The club's decline came to a head last summer when John Buchanan, the successful coach of Queensland, was forced out of Middlesex by senior staff who refused to give his innovative, very Australian, methods a chance in the intransigent world of county cricket. The county say Buchanan was released after just one year at Lord's. The disillusioned Australian was unlikely to return in any case.

Buchanan's departure was followed by a stinging rebuke in which he criticised the English game in general and named Gatting and Ramprakash as the staunchest in their resistance at Middlesex.

Asked if the problems in county cricket were the reason for England's Ashes drought since Australia's triumph in 1989, Buchanan replied: ``I have no doubt about that. Because what England are drawing on at the moment is a squad of 18 to 20 players who can really play, not necessarily consistently, at Test level, whereas they should be drawing on something like 40 to 60 players.''

Buchanan, whose methods are based around computer analysis and in-depth team meetings, added: ``The big thing you notice in England is the approach of players. In England you've got paid players, and out here in Australia we've got unpaid players. But out here we've got professionalism and in England there's no professionalism, or very little.

``There's a certain brand of players and they're the ones who have risen to the top and are playing for England.
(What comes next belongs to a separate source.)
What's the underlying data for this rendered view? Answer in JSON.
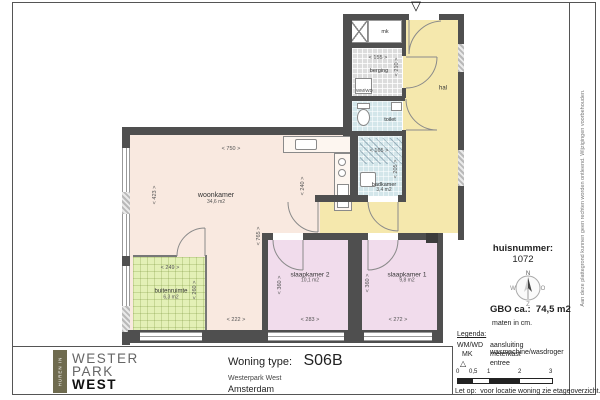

The rest are struggling to come to grips with what it means to be professional in your approach, what it requires to be a first-class cricketer or beyond. And, as a consequence, the whole first-class system is impacted by that and the overall standard of the cricket played is far below what we play in Australia.''

The affair reached a climax with the resignation of Bob Gale as chairman of cricket at the same committee meeting at which Buchanan's fate was sealed. He has been replaced by Andrew Miller, a former Middlesex batsman and another friend of Fraser, who is known to have many sympathies with Buchanan's frustrations.

The county now can only hope that Fraser's friends are able to persuade him that he should see out his days as a one-county man in the changing world of the English game where 'transfers' are becoming ever more common.